Fake research papers attributed to a tabby cat named Larry demonstrated the possibility—and ease—of manipulating certain scientific productivity indicators. The cat in question belongs to the grandmother of computational biologist Reese Richardson, a PhD student at Northwestern University, USA, who led an experiment that named the pet as the author of several scientific papers, highlighting a strategy used by fraudsters to boost academic metrics by exploiting flaws and negligence on ResearchGate and Google Scholar.
Working with British scientific misconduct expert Nick Wise, the biologist created a ResearchGate account in the name of the family pet, Larry Richardson, posing as an early-career mathematician. “Anyone can make a ResearchGate profile, and if you use an academic email address, no additional verification is required,” Reese Richardson explained on his personal blog. He created an email address for the cat on the Northwestern University server so as not to arouse suspicion.
The pair then uploaded 12 manuscripts to the animal’s account with Larry as the sole author—the content was nonsense, and the titles referenced topics such as complex algebra and the structure of mathematical objects. At the same time, they created another 12 fake papers—attributed to fictitious researchers—that cited the cat’s 12 articles in their bibliographies. Since ResearchGate only allows researchers to publish their own articles on their profiles, Larry was also included as a coauthor of these other papers.
Google’s crawler bots visited the ResearchGate profile and counted the citations within just two weeks. A page was then automatically created for the mathematician Larry Richardson on Google Scholar, displaying 11 articles and 132 citations (one of the papers was missed by the scan, for some reason), giving the cat an h-index of 11. The h-index is an established scientific metric that calculates both the scale of a researcher’s output and the interest it has generated. An h-index of 11 means that an author has published at least 11 articles in their career that have each been cited at least 11 times in other papers.
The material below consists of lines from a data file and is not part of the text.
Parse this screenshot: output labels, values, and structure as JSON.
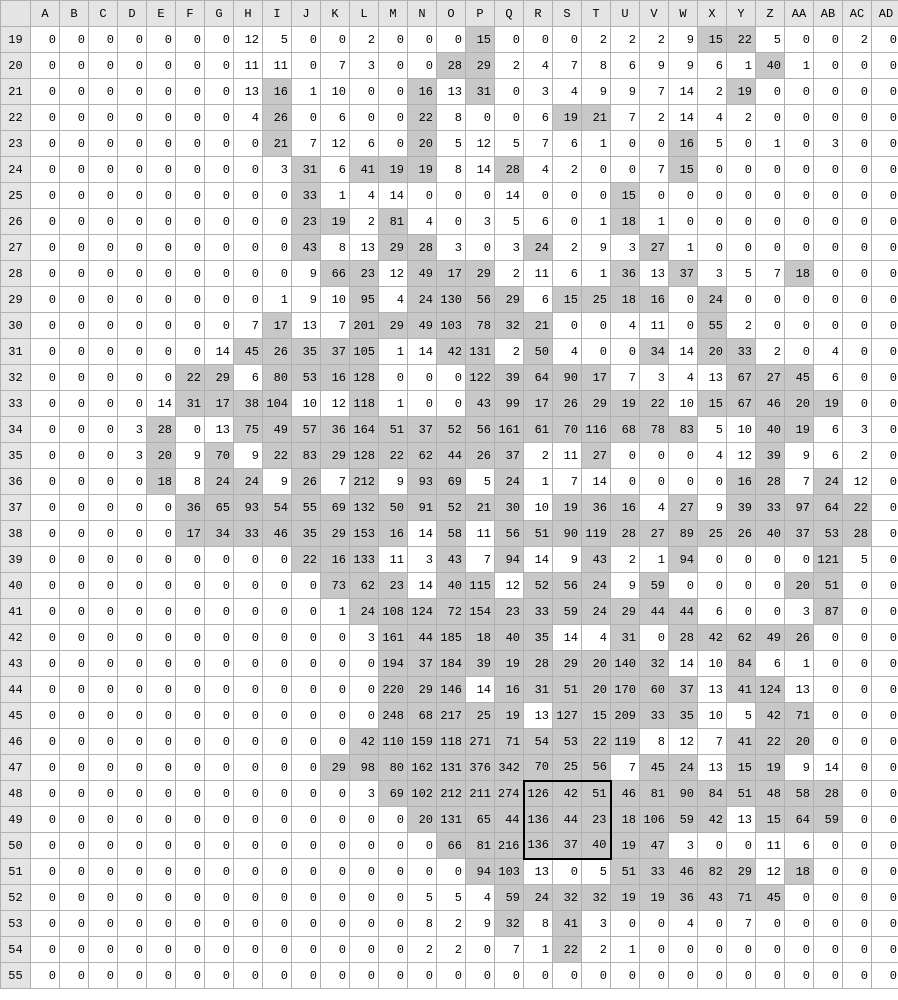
{
  "columns": [
    "A",
    "B",
    "C",
    "D",
    "E",
    "F",
    "G",
    "H",
    "I",
    "J",
    "K",
    "L",
    "M",
    "N",
    "O",
    "P",
    "Q",
    "R",
    "S",
    "T",
    "U",
    "V",
    "W",
    "X",
    "Y",
    "Z",
    "AA",
    "AB",
    "AC",
    "AD"
  ],
  "firstRow": 19,
  "lastRow": 55,
  "shadeThreshold": 15,
  "selection": {
    "row1": 48,
    "row2": 50,
    "colIdx1": 17,
    "colIdx2": 19
  },
  "rows": {
    "19": [
      0,
      0,
      0,
      0,
      0,
      0,
      0,
      12,
      5,
      0,
      0,
      2,
      0,
      0,
      0,
      15,
      0,
      0,
      0,
      2,
      2,
      2,
      9,
      15,
      22,
      5,
      0,
      0,
      2,
      0
    ],
    "20": [
      0,
      0,
      0,
      0,
      0,
      0,
      0,
      11,
      11,
      0,
      7,
      3,
      0,
      0,
      28,
      29,
      2,
      4,
      7,
      8,
      6,
      9,
      9,
      6,
      1,
      40,
      1,
      0,
      0,
      0
    ],
    "21": [
      0,
      0,
      0,
      0,
      0,
      0,
      0,
      13,
      16,
      1,
      10,
      0,
      0,
      16,
      13,
      31,
      0,
      3,
      4,
      9,
      9,
      7,
      14,
      2,
      19,
      0,
      0,
      0,
      0,
      0
    ],
    "22": [
      0,
      0,
      0,
      0,
      0,
      0,
      0,
      4,
      26,
      0,
      6,
      0,
      0,
      22,
      8,
      0,
      0,
      6,
      19,
      21,
      7,
      2,
      14,
      4,
      2,
      0,
      0,
      0,
      0,
      0
    ],
    "23": [
      0,
      0,
      0,
      0,
      0,
      0,
      0,
      0,
      21,
      7,
      12,
      6,
      0,
      20,
      5,
      12,
      5,
      7,
      6,
      1,
      0,
      0,
      16,
      5,
      0,
      1,
      0,
      3,
      0,
      0
    ],
    "24": [
      0,
      0,
      0,
      0,
      0,
      0,
      0,
      0,
      3,
      31,
      6,
      41,
      19,
      19,
      8,
      14,
      28,
      4,
      2,
      0,
      0,
      7,
      15,
      0,
      0,
      0,
      0,
      0,
      0,
      0
    ],
    "25": [
      0,
      0,
      0,
      0,
      0,
      0,
      0,
      0,
      0,
      33,
      1,
      4,
      14,
      0,
      0,
      0,
      14,
      0,
      0,
      0,
      15,
      0,
      0,
      0,
      0,
      0,
      0,
      0,
      0,
      0
    ],
    "26": [
      0,
      0,
      0,
      0,
      0,
      0,
      0,
      0,
      0,
      23,
      19,
      2,
      81,
      4,
      0,
      3,
      5,
      6,
      0,
      1,
      18,
      1,
      0,
      0,
      0,
      0,
      0,
      0,
      0,
      0
    ],
    "27": [
      0,
      0,
      0,
      0,
      0,
      0,
      0,
      0,
      0,
      43,
      8,
      13,
      29,
      28,
      3,
      0,
      3,
      24,
      2,
      9,
      3,
      27,
      1,
      0,
      0,
      0,
      0,
      0,
      0,
      0
    ],
    "28": [
      0,
      0,
      0,
      0,
      0,
      0,
      0,
      0,
      0,
      9,
      66,
      23,
      12,
      49,
      17,
      29,
      2,
      11,
      6,
      1,
      36,
      13,
      37,
      3,
      5,
      7,
      18,
      0,
      0,
      0
    ],
    "29": [
      0,
      0,
      0,
      0,
      0,
      0,
      0,
      0,
      1,
      9,
      10,
      95,
      4,
      24,
      130,
      56,
      29,
      6,
      15,
      25,
      18,
      16,
      0,
      24,
      0,
      0,
      0,
      0,
      0,
      0
    ],
    "30": [
      0,
      0,
      0,
      0,
      0,
      0,
      0,
      7,
      17,
      13,
      7,
      201,
      29,
      49,
      103,
      78,
      32,
      21,
      0,
      0,
      4,
      11,
      0,
      55,
      2,
      0,
      0,
      0,
      0,
      0
    ],
    "31": [
      0,
      0,
      0,
      0,
      0,
      0,
      14,
      45,
      26,
      35,
      37,
      105,
      1,
      14,
      42,
      131,
      2,
      50,
      4,
      0,
      0,
      34,
      14,
      20,
      33,
      2,
      0,
      4,
      0,
      0
    ],
    "32": [
      0,
      0,
      0,
      0,
      0,
      22,
      29,
      6,
      80,
      53,
      16,
      128,
      0,
      0,
      0,
      122,
      39,
      64,
      90,
      17,
      7,
      3,
      4,
      13,
      67,
      27,
      45,
      6,
      0,
      0
    ],
    "33": [
      0,
      0,
      0,
      0,
      14,
      31,
      17,
      38,
      104,
      10,
      12,
      118,
      1,
      0,
      0,
      43,
      99,
      17,
      26,
      29,
      19,
      22,
      10,
      15,
      67,
      46,
      20,
      19,
      0,
      0
    ],
    "34": [
      0,
      0,
      0,
      3,
      28,
      0,
      13,
      75,
      49,
      57,
      36,
      164,
      51,
      37,
      52,
      56,
      161,
      61,
      70,
      116,
      68,
      78,
      83,
      5,
      10,
      40,
      19,
      6,
      3,
      0
    ],
    "35": [
      0,
      0,
      0,
      3,
      20,
      9,
      70,
      9,
      22,
      83,
      29,
      128,
      22,
      62,
      44,
      26,
      37,
      2,
      11,
      27,
      0,
      0,
      0,
      4,
      12,
      39,
      9,
      6,
      2,
      0
    ],
    "36": [
      0,
      0,
      0,
      0,
      18,
      8,
      24,
      24,
      9,
      26,
      7,
      212,
      9,
      93,
      69,
      5,
      24,
      1,
      7,
      14,
      0,
      0,
      0,
      0,
      16,
      28,
      7,
      24,
      12,
      0
    ],
    "37": [
      0,
      0,
      0,
      0,
      0,
      36,
      65,
      93,
      54,
      55,
      69,
      132,
      50,
      91,
      52,
      21,
      30,
      10,
      19,
      36,
      16,
      4,
      27,
      9,
      39,
      33,
      97,
      64,
      22,
      0
    ],
    "38": [
      0,
      0,
      0,
      0,
      0,
      17,
      34,
      33,
      46,
      35,
      29,
      153,
      16,
      14,
      58,
      11,
      56,
      51,
      90,
      119,
      28,
      27,
      89,
      25,
      26,
      40,
      37,
      53,
      28,
      0
    ],
    "39": [
      0,
      0,
      0,
      0,
      0,
      0,
      0,
      0,
      0,
      22,
      16,
      133,
      11,
      3,
      43,
      7,
      94,
      14,
      9,
      43,
      2,
      1,
      94,
      0,
      0,
      0,
      0,
      121,
      5,
      0
    ],
    "40": [
      0,
      0,
      0,
      0,
      0,
      0,
      0,
      0,
      0,
      0,
      73,
      62,
      23,
      14,
      40,
      115,
      12,
      52,
      56,
      24,
      9,
      59,
      0,
      0,
      0,
      0,
      20,
      51,
      0,
      0
    ],
    "41": [
      0,
      0,
      0,
      0,
      0,
      0,
      0,
      0,
      0,
      0,
      1,
      24,
      108,
      124,
      72,
      154,
      23,
      33,
      59,
      24,
      29,
      44,
      44,
      6,
      0,
      0,
      3,
      87,
      0,
      0
    ],
    "42": [
      0,
      0,
      0,
      0,
      0,
      0,
      0,
      0,
      0,
      0,
      0,
      3,
      161,
      44,
      185,
      18,
      40,
      35,
      14,
      4,
      31,
      0,
      28,
      42,
      62,
      49,
      26,
      0,
      0,
      0
    ],
    "43": [
      0,
      0,
      0,
      0,
      0,
      0,
      0,
      0,
      0,
      0,
      0,
      0,
      194,
      37,
      184,
      39,
      19,
      28,
      29,
      20,
      140,
      32,
      14,
      10,
      84,
      6,
      1,
      0,
      0,
      0
    ],
    "44": [
      0,
      0,
      0,
      0,
      0,
      0,
      0,
      0,
      0,
      0,
      0,
      0,
      220,
      29,
      146,
      14,
      16,
      31,
      51,
      20,
      170,
      60,
      37,
      13,
      41,
      124,
      13,
      0,
      0,
      0
    ],
    "45": [
      0,
      0,
      0,
      0,
      0,
      0,
      0,
      0,
      0,
      0,
      0,
      0,
      248,
      68,
      217,
      25,
      19,
      13,
      127,
      15,
      209,
      33,
      35,
      10,
      5,
      42,
      71,
      0,
      0,
      0
    ],
    "46": [
      0,
      0,
      0,
      0,
      0,
      0,
      0,
      0,
      0,
      0,
      0,
      42,
      110,
      159,
      118,
      271,
      71,
      54,
      53,
      22,
      119,
      8,
      12,
      7,
      41,
      22,
      20,
      0,
      0,
      0
    ],
    "47": [
      0,
      0,
      0,
      0,
      0,
      0,
      0,
      0,
      0,
      0,
      29,
      98,
      80,
      162,
      131,
      376,
      342,
      70,
      25,
      56,
      7,
      45,
      24,
      13,
      15,
      19,
      9,
      14,
      0,
      0
    ],
    "48": [
      0,
      0,
      0,
      0,
      0,
      0,
      0,
      0,
      0,
      0,
      0,
      3,
      69,
      102,
      212,
      211,
      274,
      126,
      42,
      51,
      46,
      81,
      90,
      84,
      51,
      48,
      58,
      28,
      0,
      0
    ],
    "49": [
      0,
      0,
      0,
      0,
      0,
      0,
      0,
      0,
      0,
      0,
      0,
      0,
      0,
      20,
      131,
      65,
      44,
      136,
      44,
      23,
      18,
      106,
      59,
      42,
      13,
      15,
      64,
      59,
      0,
      0
    ],
    "50": [
      0,
      0,
      0,
      0,
      0,
      0,
      0,
      0,
      0,
      0,
      0,
      0,
      0,
      0,
      66,
      81,
      216,
      136,
      37,
      40,
      19,
      47,
      3,
      0,
      0,
      11,
      6,
      0,
      0,
      0
    ],
    "51": [
      0,
      0,
      0,
      0,
      0,
      0,
      0,
      0,
      0,
      0,
      0,
      0,
      0,
      0,
      0,
      94,
      103,
      13,
      0,
      5,
      51,
      33,
      46,
      82,
      29,
      12,
      18,
      0,
      0,
      0
    ],
    "52": [
      0,
      0,
      0,
      0,
      0,
      0,
      0,
      0,
      0,
      0,
      0,
      0,
      0,
      5,
      5,
      4,
      59,
      24,
      32,
      32,
      19,
      19,
      36,
      43,
      71,
      45,
      0,
      0,
      0,
      0
    ],
    "53": [
      0,
      0,
      0,
      0,
      0,
      0,
      0,
      0,
      0,
      0,
      0,
      0,
      0,
      8,
      2,
      9,
      32,
      8,
      41,
      3,
      0,
      0,
      4,
      0,
      7,
      0,
      0,
      0,
      0,
      0
    ],
    "54": [
      0,
      0,
      0,
      0,
      0,
      0,
      0,
      0,
      0,
      0,
      0,
      0,
      0,
      2,
      2,
      0,
      7,
      1,
      22,
      2,
      1,
      0,
      0,
      0,
      0,
      0,
      0,
      0,
      0,
      0
    ],
    "55": [
      0,
      0,
      0,
      0,
      0,
      0,
      0,
      0,
      0,
      0,
      0,
      0,
      0,
      0,
      0,
      0,
      0,
      0,
      0,
      0,
      0,
      0,
      0,
      0,
      0,
      0,
      0,
      0,
      0,
      0
    ]
  }
}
Richardson had the idea for the experiment when Nick Wise told him about Facebook ads for services promising to increase citation counts and h-indexes on Google Scholar. One such ad showed screenshots of the Google Scholar pages of 18 customers “before and after” purchasing the service. The vast majority were mathematicians from India, but there was also one from Oman and one from the USA. Each citation cost US$10, and the customers on display had ordered between 50 and 500 citations each.
In some situations, the citations were made in articles from a suspected predatory journal—the hypothesis being that the company that sells the citations colluded with the journal to publish papers with fake references. Most cases, however, adopted an openly fraudulent strategy. The manuscripts citing the customers were authored by names such as the Greek philosopher and mathematician Pythagoras (570–495 BC) or the Russian mathematician Andrei Kolmogorov (1903–1987). Although the titles and abstracts seemed coherent, the rest of the articles were gibberish. Richardson and Wise realized that the texts were produced by a computer program called MathGen, which combines sequences of words and formulas extracted from genuine articles to compose nonsensical texts.
The fake papers had been published exclusively on ResearchGate profiles, where they are not subject to any form of peer review, and were never shared on preprint repositories, where they would have been scrutinized by other experts. Once Google Scholar had screened and counted the articles and citations on ResearchGate, the manuscripts were removed from the platform to erase any evidence. Just a few were found in Google’s cache. “Despite the conspicuous vulnerabilities of Google Scholar and ResearchGate, the quantitative metrics calculated by these services are routinely used to evaluate scientists,” Richardson said.
This type of fraud only works for metrics on Google Scholar, which exhaustively tracks academic literature online, including research papers published on personal profiles. Databases such as the Clarivate Analytics Web of Science and Elsevier’s Scopus only consider articles from indexed scientific journals, meaning they are not vulnerable to the deceitful method.
Once the experiment was over, Richardson wrote about it on his blog in a post titled “Engineering the world’s highest cited cat, Larry.” The idea of using a feline as an author was not random. Richardson was inspired by theoretical physicist Jack Hetherington, who published two articles and a book chapter in partnership with a certain F. D. C. Willard in 1975. The initials stood for “Felis Domesticus, Chester,” the scientist’s Siamese cat. Hetherington and his pet were cited 107 times—Richardson’s goal was for Larry to surpass that number. But the tabby cat’s stunt only lasted a week. After finding out about the fraud, Google Scholar deleted the articles, although Larry Richardson’s profile remains.
Other researchers have identified signs of this type of fraud in the past. In February, computer scientists Talal Rahwan and Yasir Zaki analyzed more than one million Google Scholar profiles and found that 114 of them featured anomalous citation patterns. “The vast majority had at least some of their dubious citations from ResearchGate,” Zaki told the journal Science.
Ijad Madisch, CEO of ResearchGate, said the company was “aware of the growing research integrity issues in the global research community” and assured Science that it was reviewing its processes. According to Madisch, evidence that fraudulent content is deleted after being indexed by Google will help the social network improve its misconduct monitoring systems.